Dr. Natalie Doyle, Nurse Director for Patient Experience at the Royal Marsden Hospital
I wouldn’t say that I’m a natural nurse, if there is such a thing – I certainly wasn’t the young girl who always dreamed of being a nurse. In fact, my career choice was made by my mother! However, I think it would be fair to say that she made a good decision and, in 1981, I entered nurse training at St Bartholomew’s Hospital (Barts) in London. When I reflect now on my professional life, I can clearly see a couple of experiences that stand out and have shaped the course of my career.
My first staff nurse post was on the children’s cancer ward at Barts and it was here that I met many children and their families who were directly confronted with a life-threatening illness. Whilst this work was challenging and emotional it was always rewarding and usually a lot of fun! I have so many precious memories of those days and I know my attitude to life was shaped by what I witnessed, particularly the courage and compassion. As part of my job, I had an opportunity to work in the long-term follow-up clinic for those who had completed their cancer treatment and it was here that I met many young people some of who were a similar age to me. The common factor was the experience of cancer had radically changed their lives and not always in obvious ways. How different yet how similar their lives were to my own. This experience, or my first ‘light bulb moment’, really opened my eyes to the long-term consequences of a cancer diagnosis and treatment for the young person themselves, their family, and their friends.
From that moment, I was drawn to aspects of nursing that specifically focus on person-centred care and what happens to people when they are not in the protective bubble of the hospital. I was particularly interested in how people live their lives following a diagnosis of cancer and how they cope with its physical, psychological, and practical consequences.
Many years later, in 1996, I started at the Royal Marsden Hospital and, in my first placement on the rehabilitation ward, I met adults learning to adjust their lives to accommodate the changes their bodies incurred with cancer treatment. Some needed to learn to walk again, to talk again, manage stomas and for some, it was the psychological adjustment to a changed future. It was here that my ‘light bulb’ moment from earlier in my career was reignited. From that point onwards I have focussed all my academic and professional work towards the support of people living with and beyond cancer.
I could see that, regardless of the outcome of treatment, the experience of cancer always exacted a price and that acknowledgement and support for people was essential. Consequently, I collaborated with colleagues from a variety of different organisations and professions to raise the profile of this less appreciated aspect of cancer care to the point that it is now widely recognised as an integral part of the cancer experience. There will always be more work to do, of course –and I continually try to play my part to acknowledge the uniqueness of each individual cancer experience. Such as referring to ‘people with cancer’ rather than using the more impersonal term ‘cancer patients’ as I really believe that semantics can influence people’s attitudes and experience in powerful ways.

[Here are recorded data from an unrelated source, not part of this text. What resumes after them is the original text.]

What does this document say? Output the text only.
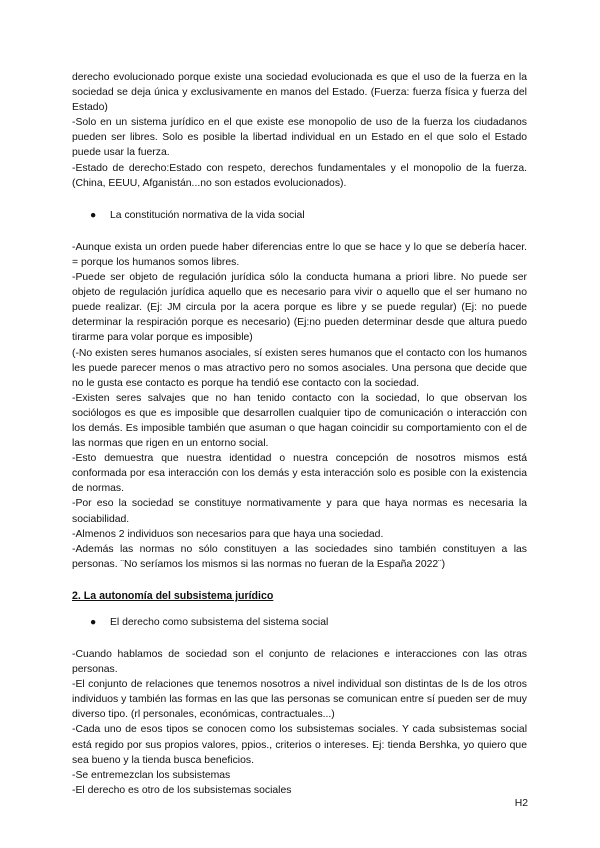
derecho evolucionado porque existe una sociedad evolucionada es que el uso de la fuerza en la sociedad se deja única y exclusivamente en manos del Estado. (Fuerza: fuerza física y fuerza del Estado)

-Solo en un sistema jurídico en el que existe ese monopolio de uso de la fuerza los ciudadanos pueden ser libres. Solo es posible la libertad individual en un Estado en el que solo el Estado puede usar la fuerza.

-Estado de derecho:Estado con respeto, derechos fundamentales y el monopolio de la fuerza. (China, EEUU, Afganistán...no son estados evolucionados).

● La constitución normativa de la vida social

-Aunque exista un orden puede haber diferencias entre lo que se hace y lo que se debería hacer. = porque los humanos somos libres.

-Puede ser objeto de regulación jurídica sólo la conducta humana a priori libre. No puede ser objeto de regulación jurídica aquello que es necesario para vivir o aquello que el ser humano no puede realizar. (Ej: JM circula por la acera porque es libre y se puede regular) (Ej: no puede determinar la respiración porque es necesario) (Ej:no pueden determinar desde que altura puedo tirarme para volar porque es imposible)

(-No existen seres humanos asociales, sí existen seres humanos que el contacto con los humanos les puede parecer menos o mas atractivo pero no somos asociales. Una persona que decide que no le gusta ese contacto es porque ha tendió ese contacto con la sociedad.

-Existen seres salvajes que no han tenido contacto con la sociedad, lo que observan los sociólogos es que es imposible que desarrollen cualquier tipo de comunicación o interacción con los demás. Es imposible también que asuman o que hagan coincidir su comportamiento con el de las normas que rigen en un entorno social.

-Esto demuestra que nuestra identidad o nuestra concepción de nosotros mismos está conformada por esa interacción con los demás y esta interacción solo es posible con la existencia de normas.

-Por eso la sociedad se constituye normativamente y para que haya normas es necesaria la sociabilidad.

-Almenos 2 individuos son necesarios para que haya una sociedad.

-Además las normas no sólo constituyen a las sociedades sino también constituyen a las personas. ¨No seríamos los mismos si las normas no fueran de la España 2022¨)

2. La autonomía del subsistema jurídico
● El derecho como subsistema del sistema social

-Cuando hablamos de sociedad son el conjunto de relaciones e interacciones con las otras personas.

-El conjunto de relaciones que tenemos nosotros a nivel individual son distintas de ls de los otros individuos y también las formas en las que las personas se comunican entre sí pueden ser de muy diverso tipo. (rl personales, económicas, contractuales...)

-Cada uno de esos tipos se conocen como los subsistemas sociales. Y cada subsistemas social está regido por sus propios valores, ppios., criterios o intereses. Ej: tienda Bershka, yo quiero que sea bueno y la tienda busca beneficios.

-Se entremezclan los subsistemas

-El derecho es otro de los subsistemas sociales

H2
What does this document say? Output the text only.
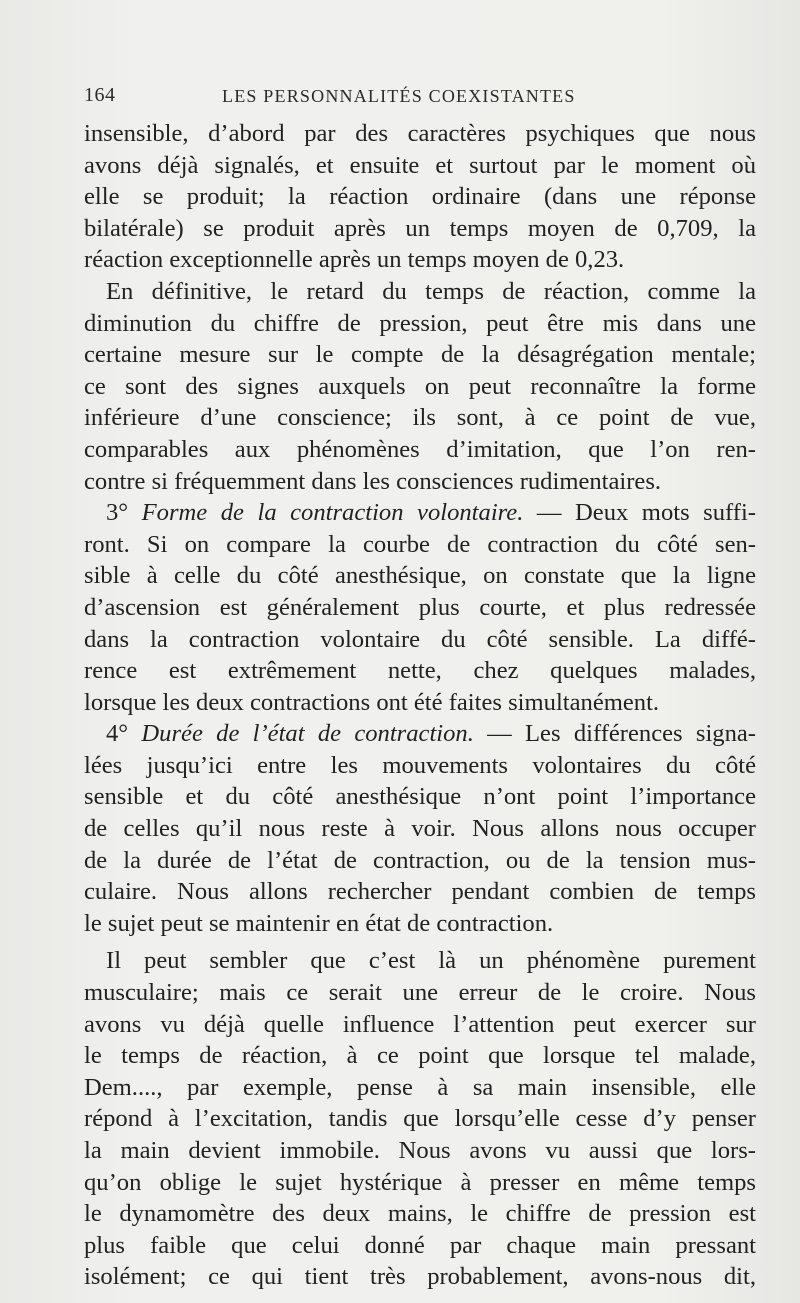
164	LES PERSONNALITÉS COEXISTANTES

insensible, d’abord par des caractères psychiques que nous

avons déjà signalés, et ensuite et surtout par le moment où

elle se produit; la réaction ordinaire (dans une réponse

bilatérale) se produit après un temps moyen de 0,709, la

réaction exceptionnelle après un temps moyen de 0,23.

En définitive, le retard du temps de réaction, comme la

diminution du chiffre de pression, peut être mis dans une

certaine mesure sur le compte de la désagrégation mentale;

ce sont des signes auxquels on peut reconnaître la forme

inférieure d’une conscience; ils sont, à ce point de vue,

comparables aux phénomènes d’imitation, que l’on ren-

contre si fréquemment dans les consciences rudimentaires.

3° Forme de la contraction volontaire. — Deux mots suffi-

ront. Si on compare la courbe de contraction du côté sen-

sible à celle du côté anesthésique, on constate que la ligne

d’ascension est généralement plus courte, et plus redressée

dans la contraction volontaire du côté sensible. La diffé-

rence est extrêmement nette, chez quelques malades,

lorsque les deux contractions ont été faites simultanément.

4° Durée de l’état de contraction. — Les différences signa-

lées jusqu’ici entre les mouvements volontaires du côté

sensible et du côté anesthésique n’ont point l’importance

de celles qu’il nous reste à voir. Nous allons nous occuper

de la durée de l’état de contraction, ou de la tension mus-

culaire. Nous allons rechercher pendant combien de temps

le sujet peut se maintenir en état de contraction.

Il peut sembler que c’est là un phénomène purement

musculaire; mais ce serait une erreur de le croire. Nous

avons vu déjà quelle influence l’attention peut exercer sur

le temps de réaction, à ce point que lorsque tel malade,

Dem...., par exemple, pense à sa main insensible, elle

répond à l’excitation, tandis que lorsqu’elle cesse d’y penser

la main devient immobile. Nous avons vu aussi que lors-

qu’on oblige le sujet hystérique à presser en même temps

le dynamomètre des deux mains, le chiffre de pression est

plus faible que celui donné par chaque main pressant

isolément; ce qui tient très probablement, avons-nous dit,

My ‘light bulb moments’ have influenced the course of my career and my life as I try to focus on the entirety of people’s experience rather than just the treatment of their disease. I am motivated by the maxim ‘what matters to you? not what’s the matter with you?’ Nowadays, in my role, formerly as the Nurse Consultant for Living With and Beyond Cancer, and now as the Nurse Director for Patient Experience at the Royal Marsden Hospital, I use whatever platforms I have to emphasize the point that cancer is a long term condition and that the end of treatment isn’t always the end of the story.